自定义数据集 实例分割 MaskFormer+SOLOV2

facebookresearch/Mask2Former: Code release for "Masked-attention Mask Transformer for Universal Image Segmentation" (github.com

facebookresearch/Mask2Former: Code release for "Masked-attention Mask Transformer for Universal Image Segmentation" (github.com

WXinlong/SOLO:用于实例分割的 SOLO 和 SOLOv2,ECCV 2020 和 NeurIPS 2020。 (github.com)

1.MaskFormer

1.1 环境配置 Ubuntu20.04+cuda11.1

conda create --name mask2former python=3.8 -y

conda activate mask2former

conda install pytorch==1.9.0 torchvision==0.10.0 cudatoolkit=11.1 -c pytorch -c nvidia

pip install -U opencv-python

git clone git@github.com:facebookresearch/detectron2.git

上面这个git不好用的话就手动下载这个代码

cd detectron2

pip install -e .

pip install git+https://github.com/cocodataset/panopticapi.git

cd ..

git clone git@github.com:facebookresearch/Mask2Former.git

同理,可以手动下载这个源码

cd Mask2Former

pip install -r requirements.txt

cd mask2former/modeling/pixel_decoder/ops

sh make.sh

上述内容就是完整的配置环境的过程

1.2 数据集预处理

1.2.1 划分为训练集和验证集

import os
import json
import shutil
from sklearn.model_selection import train_test_split

# 文件夹路径
img_folder = '/hy-tmp/pic'
mask_folder = '/hy-tmp/cv2_mask'
output_dir = '/hy-tmp/output'

# 创建输出文件夹
train_img_folder = os.path.join(output_dir, 'train2017')
train_mask_folder = os.path.join(output_dir, 'train2017_masks')
val_img_folder = os.path.join(output_dir, 'val2017')
val_mask_folder = os.path.join(output_dir, 'val2017_masks')

os.makedirs(train_img_folder, exist_ok=True)
os.makedirs(train_mask_folder, exist_ok=True)
os.makedirs(val_img_folder, exist_ok=True)
os.makedirs(val_mask_folder, exist_ok=True)

# 读取所有图像文件名
img_files = [f for f in os.listdir(img_folder) if os.path.isfile(os.path.join(img_folder, f))]
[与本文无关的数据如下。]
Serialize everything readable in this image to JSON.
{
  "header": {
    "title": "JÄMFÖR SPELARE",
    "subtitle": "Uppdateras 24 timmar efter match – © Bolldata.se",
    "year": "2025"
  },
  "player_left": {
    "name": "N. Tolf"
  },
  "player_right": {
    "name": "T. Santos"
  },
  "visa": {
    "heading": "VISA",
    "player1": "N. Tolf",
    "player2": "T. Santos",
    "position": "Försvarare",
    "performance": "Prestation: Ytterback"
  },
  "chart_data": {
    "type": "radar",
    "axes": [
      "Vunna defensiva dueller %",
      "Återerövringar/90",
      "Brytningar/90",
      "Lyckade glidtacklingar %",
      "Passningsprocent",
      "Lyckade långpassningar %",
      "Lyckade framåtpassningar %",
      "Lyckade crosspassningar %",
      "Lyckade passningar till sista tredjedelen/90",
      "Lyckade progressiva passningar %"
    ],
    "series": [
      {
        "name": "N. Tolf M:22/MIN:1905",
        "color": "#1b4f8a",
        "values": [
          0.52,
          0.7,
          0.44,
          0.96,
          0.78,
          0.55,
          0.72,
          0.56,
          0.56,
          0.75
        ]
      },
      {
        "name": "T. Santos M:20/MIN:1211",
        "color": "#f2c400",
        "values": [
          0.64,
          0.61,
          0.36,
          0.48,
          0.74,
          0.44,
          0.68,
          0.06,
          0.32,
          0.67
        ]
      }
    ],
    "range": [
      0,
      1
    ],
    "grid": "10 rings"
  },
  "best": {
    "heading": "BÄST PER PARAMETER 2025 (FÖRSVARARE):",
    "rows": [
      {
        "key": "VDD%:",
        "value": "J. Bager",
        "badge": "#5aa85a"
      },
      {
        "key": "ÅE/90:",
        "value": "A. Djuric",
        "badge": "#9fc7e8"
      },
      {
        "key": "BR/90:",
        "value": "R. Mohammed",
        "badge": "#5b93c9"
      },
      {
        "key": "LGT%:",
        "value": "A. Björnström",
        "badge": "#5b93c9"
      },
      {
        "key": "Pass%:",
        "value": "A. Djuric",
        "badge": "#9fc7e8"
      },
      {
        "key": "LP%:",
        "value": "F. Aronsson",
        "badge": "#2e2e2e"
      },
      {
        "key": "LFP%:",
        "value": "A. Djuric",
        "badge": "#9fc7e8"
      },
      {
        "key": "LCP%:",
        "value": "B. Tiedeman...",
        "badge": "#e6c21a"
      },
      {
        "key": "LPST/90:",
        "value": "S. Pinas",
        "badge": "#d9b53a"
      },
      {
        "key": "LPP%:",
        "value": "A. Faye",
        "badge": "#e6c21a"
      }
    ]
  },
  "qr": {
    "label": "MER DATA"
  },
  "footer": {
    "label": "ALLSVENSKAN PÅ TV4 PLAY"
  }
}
# 使用 train_test_split 划分数据集
train_files, val_files = train_test_split(img_files, test_size=0.2, random_state=42)

# 复制文件到相应的文件夹
for img_filename in train_files:
    img_name, img_ext = os.path.splitext(img_filename)
    shutil.copy(os.path.join(img_folder, img_filename), os.path.join(train_img_folder, img_filename))
    shutil.copy(os.path.join(mask_folder, img_name + '.png'), os.path.join(train_mask_folder, img_name + '.png'))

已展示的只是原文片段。